Sur les dépens et l’article 700 du code de procédure civile
Il y a lieu d’infirmer le jugement déféré en ses dispositions relatives aux dépens et aux frais irrépétibles et de condamner la société [1] aux dépens de première instance et d’appel et, en équité, à payer à Mme [E] la somme de 4 000 euros au titre de l’article 700 du code de procédure civile et de la débouter de sa demande fondée sur ce texte.
PAR CES MOTIFS
La cour, statuant publiquement, par arrêt mis à disposition au greffe, contradictoire et en dernier ressort,
Infirme le jugement entrepris, sauf en ce qu’il dit que les demandes au titre de l’exécution déloyale du contrat et de l’obligation de formation sont prescrites,
Statuant à nouveau des chefs infirmés, et y ajoutant,
Rejette la fin de non-recevoir tirée de la prescription de l’action de Mme [E] en résiliation judiciaire du contrat de travail, de l’action paiement d’un rappel de salaire et de dommages-intérêts pour discrimination,
Prononce la résiliation judiciaire du contrat de travail de Mme [E] à la date du présent arrêt,
Dit que la résiliation judicaire produit les effets d’un licenciement nul,
Condamne la société [1] à payer à Mme [E] les sommes de :
— 3 000 euros de dommages-intérêts au titre de la discrimination en raison du sexe,
— 13 614 euros bruts à titre d’indemnité pour licenciement nul,
— 17 357,85 euros bruts à titre d’indemnité conventionnelle de licenciement,
— 4 538 euros bruts à titre d’indemnité compensatrice de préavis, outre 453,80 euros de congés payés afférents,
Dit que les créances salariales porteront intérêts de droit à compter de la date de réception par la partie défenderesse, de la convocation devant le bureau de conciliation et d’orientation, et que les créances indemnitaires porteront intérêts au taux légal à compter du présent arrêt,
Dit que les intérêts échus des capitaux porteront eux-mêmes intérêts au taux légal dès lorsqu’ils seront dus pour une année entière à compter de la demande qui en a été faite,
Déboute Mme [E] de ses demandes de rappel de salaire, outre congés payés afférents,
Ordonne à la société [1] de remettre à Mme [E] une attestation France travail, un solde de tout compte, un certificat de travail, et des bulletins de paie conformes au présent arrêt,
Ordonne à la société [1] de rembourser aux organismes intéressés de tout ou partie des indemnités de chômage versées à la salariée licencié, du jour de son licenciement au jour du présent arrêt, dans la limite de six mois d’indemnités de chômage. A vérifier
Dit n’y avoir lieu à astreinte,
Condamne la société [1] aux dépens de première instance et en cause d’appel,
Condamne la société [1] à payer à Mme [E] la somme de 4 000 euros au titre de l’article 700 du code de procédure civile,
Déboute les parties de leurs demandes plus amples ou contraires.
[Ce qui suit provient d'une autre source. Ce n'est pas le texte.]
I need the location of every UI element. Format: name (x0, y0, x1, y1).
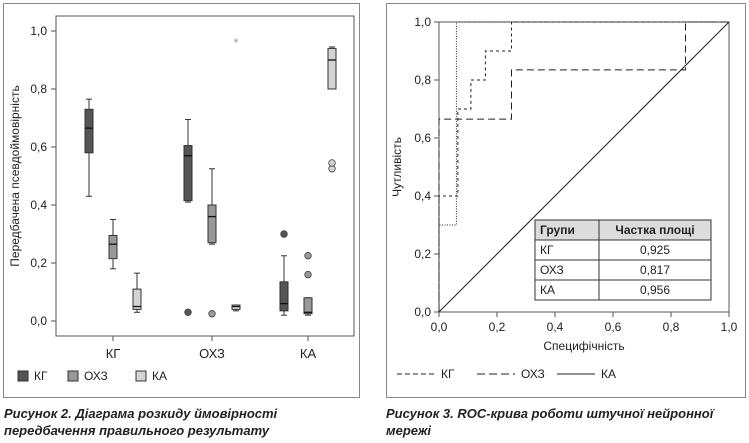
caption-line: передбачення правильного результату (4, 423, 270, 438)
roc-line-КА (438, 21, 729, 312)
table-cell-text: 0,817 (640, 263, 670, 277)
table-header-text: Частка площі (615, 223, 694, 237)
y-tick-label: 0,6 (30, 140, 47, 154)
y-tick-label: 0,6 (414, 131, 431, 145)
box-ОХЗ (108, 234, 118, 260)
y-tick-label: 0,2 (30, 256, 47, 270)
legend-swatch (135, 370, 147, 382)
figure-3-caption: Рисунок 3. ROC-крива роботи штучної нейр… (386, 405, 748, 439)
legend-swatch (67, 370, 79, 382)
roc-chart: 0,0 0,2 0,4 0,6 0,8 1,0 0,0 0,2 0,4 0,6 0,8 1,0 Спец… (390, 15, 738, 381)
box-КА (327, 47, 337, 90)
caption-line: Рисунок 2. Діаграма розкиду ймовірності (4, 406, 278, 421)
y-tick-label: 1,0 (30, 24, 47, 38)
x-tick-label: 0,2 (489, 320, 506, 334)
box-ОХЗ (303, 297, 313, 315)
x-tick-label: 1,0 (721, 320, 738, 334)
outlier-point (280, 230, 288, 238)
outlier-point (304, 252, 312, 260)
plot-frame (55, 15, 355, 337)
y-tick-label: 0,4 (414, 189, 431, 203)
y-tick-label: 0,8 (30, 82, 47, 96)
x-tick-label: КГ (106, 346, 121, 361)
x-tick-label: 0,4 (547, 320, 564, 334)
table-cell (598, 279, 712, 301)
legend-label: ОХЗ (84, 369, 108, 383)
legend-label: КА (601, 367, 616, 381)
table-cell-text: 0,956 (640, 283, 670, 297)
y-tick-label: 0,2 (414, 247, 431, 261)
y-axis-label: Передбачена псевдоймовірність (8, 85, 22, 266)
table-cell-text: КГ (540, 243, 554, 257)
box-КГ (183, 145, 193, 202)
x-tick-label: ОХЗ (199, 346, 225, 361)
boxplot-panel: 0,0 0,2 0,4 0,6 0,8 1,0 Передбачена псевдоймов… (3, 3, 360, 398)
box-КГ (84, 108, 94, 154)
box-КГ (279, 281, 289, 312)
outlier-point (328, 159, 336, 167)
legend-label: ОХЗ (521, 367, 545, 381)
y-tick-label: 0,0 (30, 314, 47, 328)
roc-line-КГ (438, 21, 729, 312)
outlier-point (208, 310, 216, 318)
box-КА (132, 288, 142, 310)
caption-line: Рисунок 3. ROC-крива роботи штучної нейр… (386, 406, 714, 421)
outlier-point (304, 270, 312, 279)
table-cell-text: КА (540, 283, 555, 297)
legend-swatch (17, 370, 29, 382)
y-tick-label: 1,0 (414, 15, 431, 29)
table-cell-text: ОХЗ (540, 263, 564, 277)
x-tick-label: 0,6 (605, 320, 622, 334)
x-tick-label: 0,0 (431, 320, 448, 334)
legend-label: КГ (441, 367, 455, 381)
roc-line-ОХЗ (438, 21, 729, 312)
roc-panel: 0,0 0,2 0,4 0,6 0,8 1,0 0,0 0,2 0,4 0,6 0,8 1,0 Спец… (386, 3, 746, 398)
x-axis-label: Специфічність (543, 339, 624, 353)
outlier-point (184, 308, 192, 316)
boxplot-chart: 0,0 0,2 0,4 0,6 0,8 1,0 Передбачена псевдоймов… (8, 15, 355, 383)
box-КА (231, 304, 241, 310)
x-tick-label: КА (300, 346, 317, 361)
legend-label: КА (152, 369, 167, 383)
x-tick-label: 0,8 (663, 320, 680, 334)
caption-line: мережі (386, 423, 432, 438)
y-tick-label: 0,8 (414, 73, 431, 87)
box-ОХЗ (207, 204, 217, 244)
figure-2-caption: Рисунок 2. Діаграма розкиду ймовірності … (4, 405, 364, 439)
y-tick-label: 0,4 (30, 198, 47, 212)
table-cell-text: 0,925 (640, 243, 670, 257)
diagonal-reference-line (438, 21, 730, 313)
table-header-text: Групи (540, 223, 575, 237)
legend-label: КГ (34, 369, 48, 383)
y-axis-label: Чутливість (390, 137, 404, 197)
y-tick-label: 0,0 (414, 305, 431, 319)
extreme-marker: * (233, 35, 239, 51)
. prononcé par mise à disposition de l’arrêt au greffe de la cour, les parties en ayant été préalablement avisées dans les conditions prévues au deuxième alinéa de l’article 450 du code de procédure civile.
. signé par Madame Aurélie Prache, Président et par Madame Yannicke Mervaillie, Greffier, auquel la minute de la décision a été remise par le magistrat signataire.